OA2 Night of the Seven Swords was the second adventure produced for use with Oriental Adventures and is recommend for a party of 6–8 player characters of level 4–6. The module comes in the form of a 48-page booklet with a wraparound cover in three parts that can be used as a Dungeon Master's (DM) screen. The inside cover shows the plans to the castle Ito-Jo, presented in the "exploded view" previously used in the Dungeoneer's Survival Guide. The cover also has a conventional groundplan of the dungeon area underneath the castle, and the plans for an inn which is featured in the adventure. The outside of the cover presents a full-color map of Maeshi Province, visible to the players when the cover is used as a DM's screen. The booklet begins by presenting a 3-page section with background information that details the Maeshi province geography and history, followed by information for the DM and notes on how to set up the adventure.

==Reception==
Graeme Davis reviewed Night of the Seven Swords for White Dwarf #86. Davis found the plot interesting and believable, although he was initially concerned that the main part of the adventure in the haunted castle was just another standard dungeon bash. However, he concluded that "it's a very good haunted castle, and even those who don't normally enjoy dungeon bashes will probably find it interesting and enjoyable. There are some interestingly Oriental bits and pieces which maintain the atmosphere nicely". He felt that some of the encounters were tough for the suggested party strength, although he suggested that a reasonable number of spellcasters should help to cope with that. He felt that it would have been nice to have a poster-size map of Maeshi Province, but found that the two main settings of the castle and the inn would make useful stock locations for OA. Davis concluded that the adventure is "an interesting and well-balanced mixture of role-playing and fighting". He considered having OA2 and OA1 in different provinces to be a drawback, although he figured that a DM wanting to link the two adventures in a campaign should be able to tweak the setting and history with a little work. He noted that Bushido referees could do some conversion work to fit the scenario into that game.
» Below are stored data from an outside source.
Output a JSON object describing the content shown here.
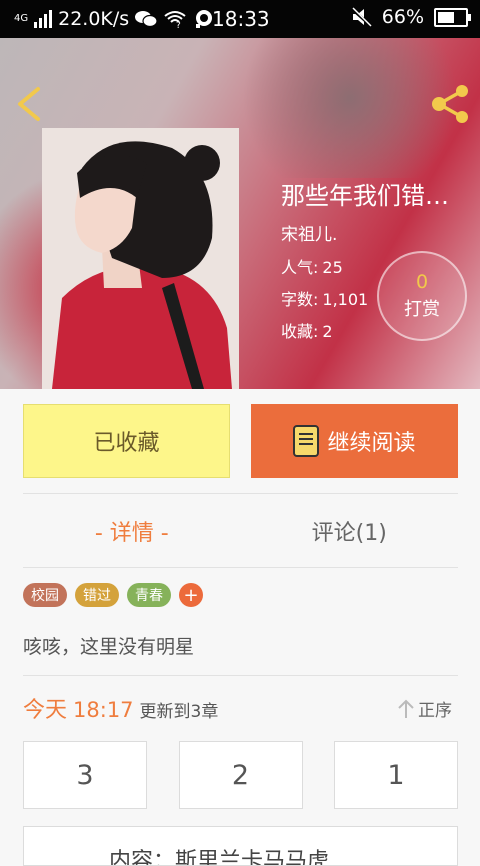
{
  "status_bar": {
    "network_type": "4G",
    "speed": "22.0K/s",
    "time": "18:33",
    "battery": "66%",
    "battery_level": 0.66
  },
  "book": {
    "title": "那些年我们错…",
    "author": "宋祖儿.",
    "popularity_label": "人气:",
    "popularity_value": "25",
    "words_label": "字数:",
    "words_value": "1,101",
    "favorites_label": "收藏:",
    "favorites_value": "2",
    "reward_count": "0",
    "reward_label": "打赏"
  },
  "actions": {
    "favorited_label": "已收藏",
    "continue_label": "继续阅读"
  },
  "tabs": [
    {
      "label": "- 详情 -",
      "active": true
    },
    {
      "label": "评论(1)",
      "active": false
    }
  ],
  "tags": [
    {
      "label": "校园",
      "color": "#c2735a"
    },
    {
      "label": "错过",
      "color": "#d4a23b"
    },
    {
      "label": "青春",
      "color": "#86b25a"
    }
  ],
  "tag_add": "+",
  "description": "咳咳，这里没有明星",
  "update": {
    "day": "今天",
    "time": "18:17",
    "text": "更新到3章",
    "order_label": "正序"
  },
  "chapters": [
    "3",
    "2",
    "1"
  ],
  "latest_chapter": "内容：斯里兰卡马马虎",
  "colors": {
    "accent": "#ef7d3e",
    "favorite_bg": "#fdf68a",
    "read_bg": "#eb6d3c",
    "icon_yellow": "#f2c94c"
  }
}
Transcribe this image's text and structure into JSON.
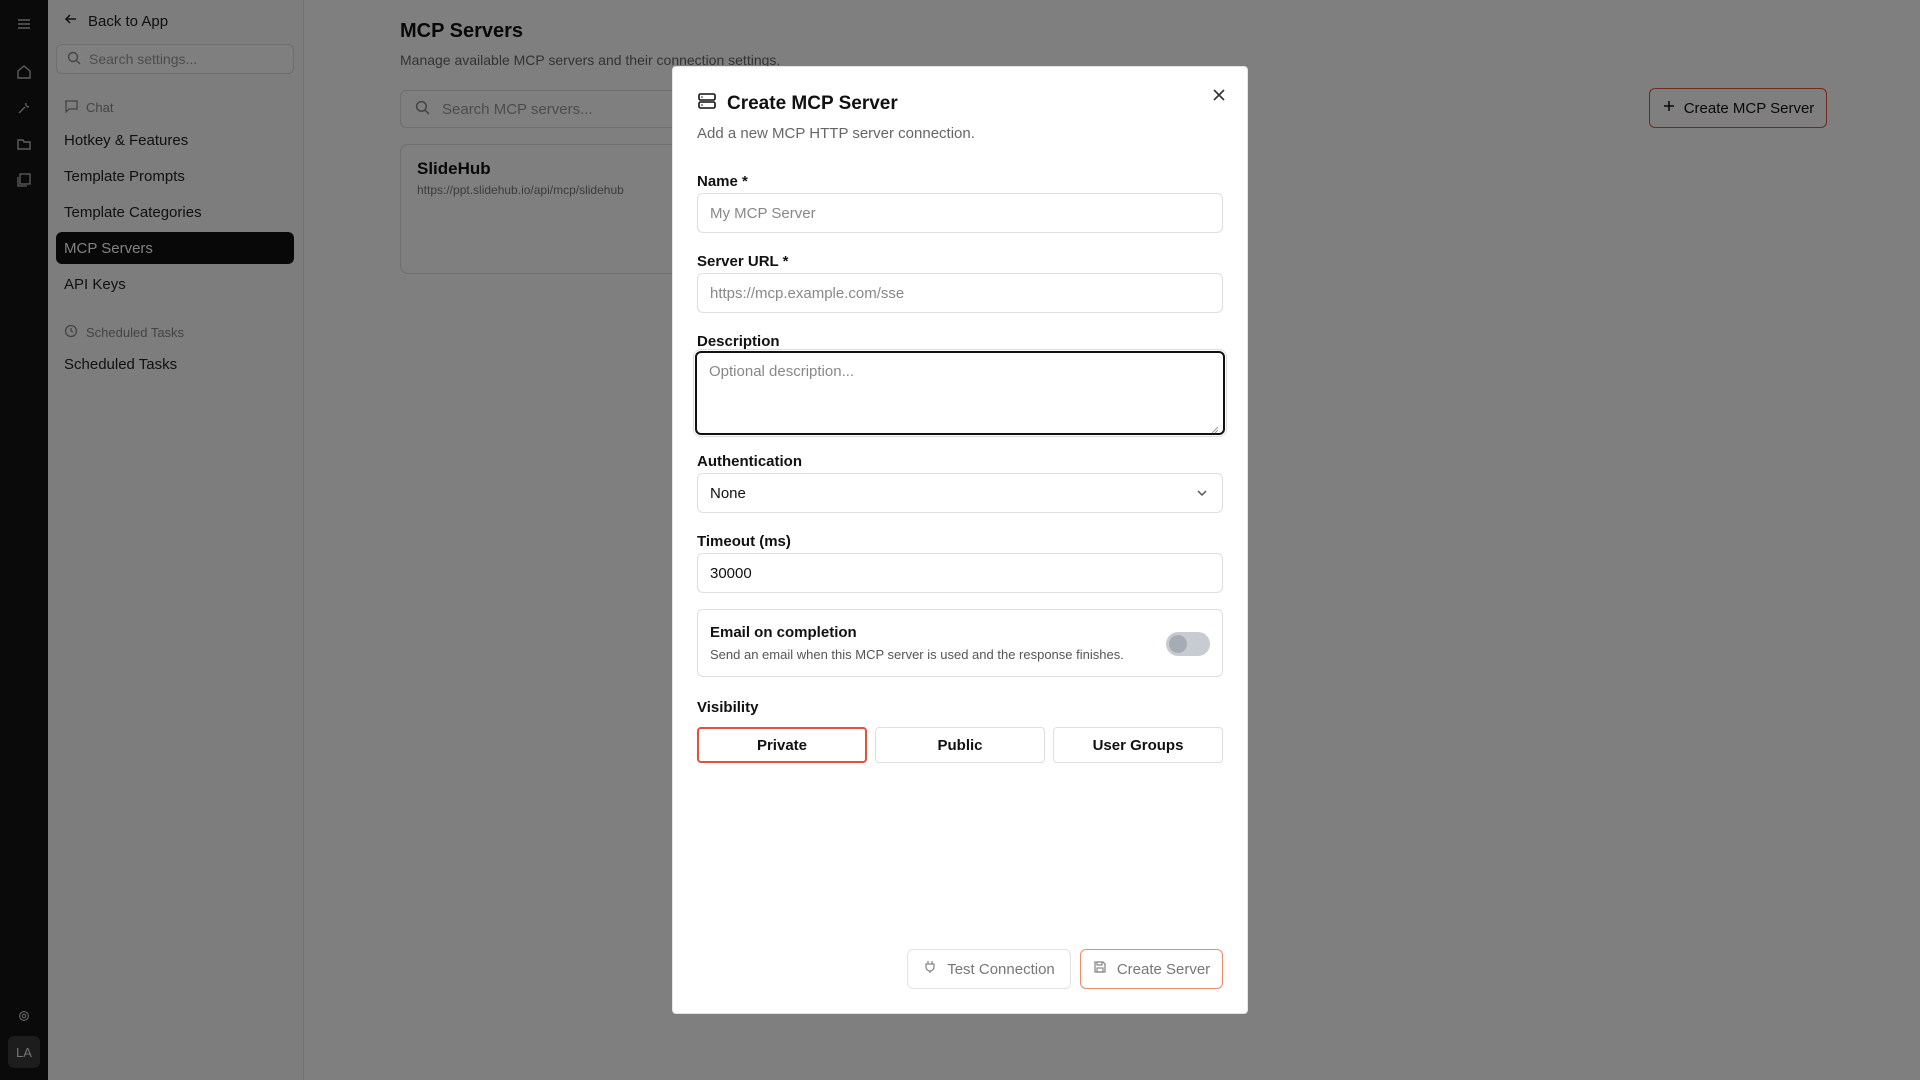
{
  "sidebar": {
    "back_label": "Back to App",
    "search_placeholder": "Search settings...",
    "chat_section": "Chat",
    "items": [
      {
        "label": "Hotkey & Features"
      },
      {
        "label": "Template Prompts"
      },
      {
        "label": "Template Categories"
      },
      {
        "label": "MCP Servers",
        "active": true
      },
      {
        "label": "API Keys"
      }
    ],
    "scheduled_section": "Scheduled Tasks",
    "scheduled_item": "Scheduled Tasks"
  },
  "rail": {
    "icons": [
      "menu-icon",
      "home-icon",
      "wrench-icon",
      "folder-icon",
      "gallery-icon",
      "settings-icon"
    ],
    "avatar_initials": "LA"
  },
  "main": {
    "title": "MCP Servers",
    "subtitle": "Manage available MCP servers and their connection settings.",
    "search_placeholder": "Search MCP servers...",
    "create_button": "Create MCP Server",
    "servers": [
      {
        "name": "SlideHub",
        "url": "https://ppt.slidehub.io/api/mcp/slidehub"
      }
    ]
  },
  "modal": {
    "title": "Create MCP Server",
    "description": "Add a new MCP HTTP server connection.",
    "name_label": "Name *",
    "name_placeholder": "My MCP Server",
    "url_label": "Server URL *",
    "url_placeholder": "https://mcp.example.com/sse",
    "description_label": "Description",
    "description_placeholder": "Optional description...",
    "auth_label": "Authentication",
    "auth_value": "None",
    "timeout_label": "Timeout (ms)",
    "timeout_value": "30000",
    "email_title": "Email on completion",
    "email_desc": "Send an email when this MCP server is used and the response finishes.",
    "email_enabled": false,
    "visibility_label": "Visibility",
    "visibility_options": [
      "Private",
      "Public",
      "User Groups"
    ],
    "visibility_selected": "Private",
    "test_button": "Test Connection",
    "create_button": "Create Server"
  },
  "colors": {
    "accent": "#e0523a",
    "rail_bg": "#141414",
    "overlay": "rgba(0,0,0,0.5)"
  }
}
Davis concluded the review by stating, "Overall, it's a nice adventure, with the Oriental Adventures rules used to good effect throughout."
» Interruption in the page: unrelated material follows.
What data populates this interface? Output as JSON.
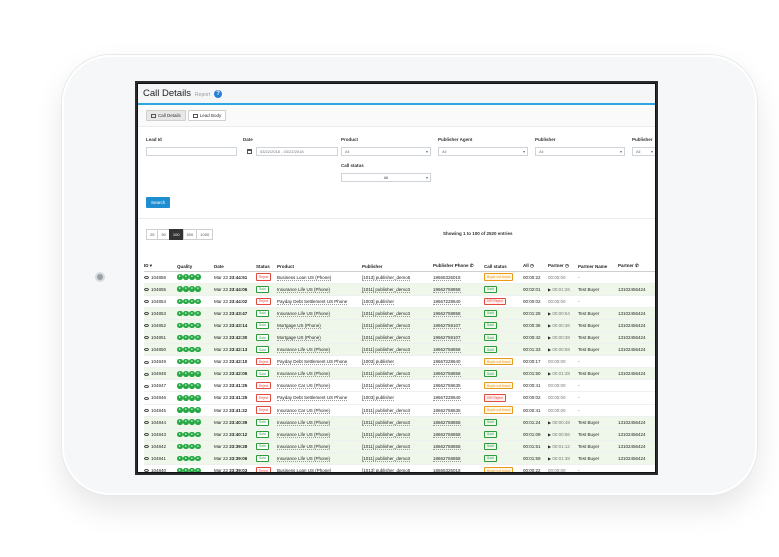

Michael Mullen reviewed the adventure in Space Gamer/Fantasy Gamer No. 81. He commented that the module "gives a nifty 'haunted house' adventure". Mullen concluded that "Night of the Seven Swords adds a province although it is not as filled with details as the one in [Swords of the Daimyo]. The territory is more isolated and less populated, however. The main story of this module, recovering a relic from a haunted castle, is well constructed and the adventure is challenging. There is a real nasty new monster here, too."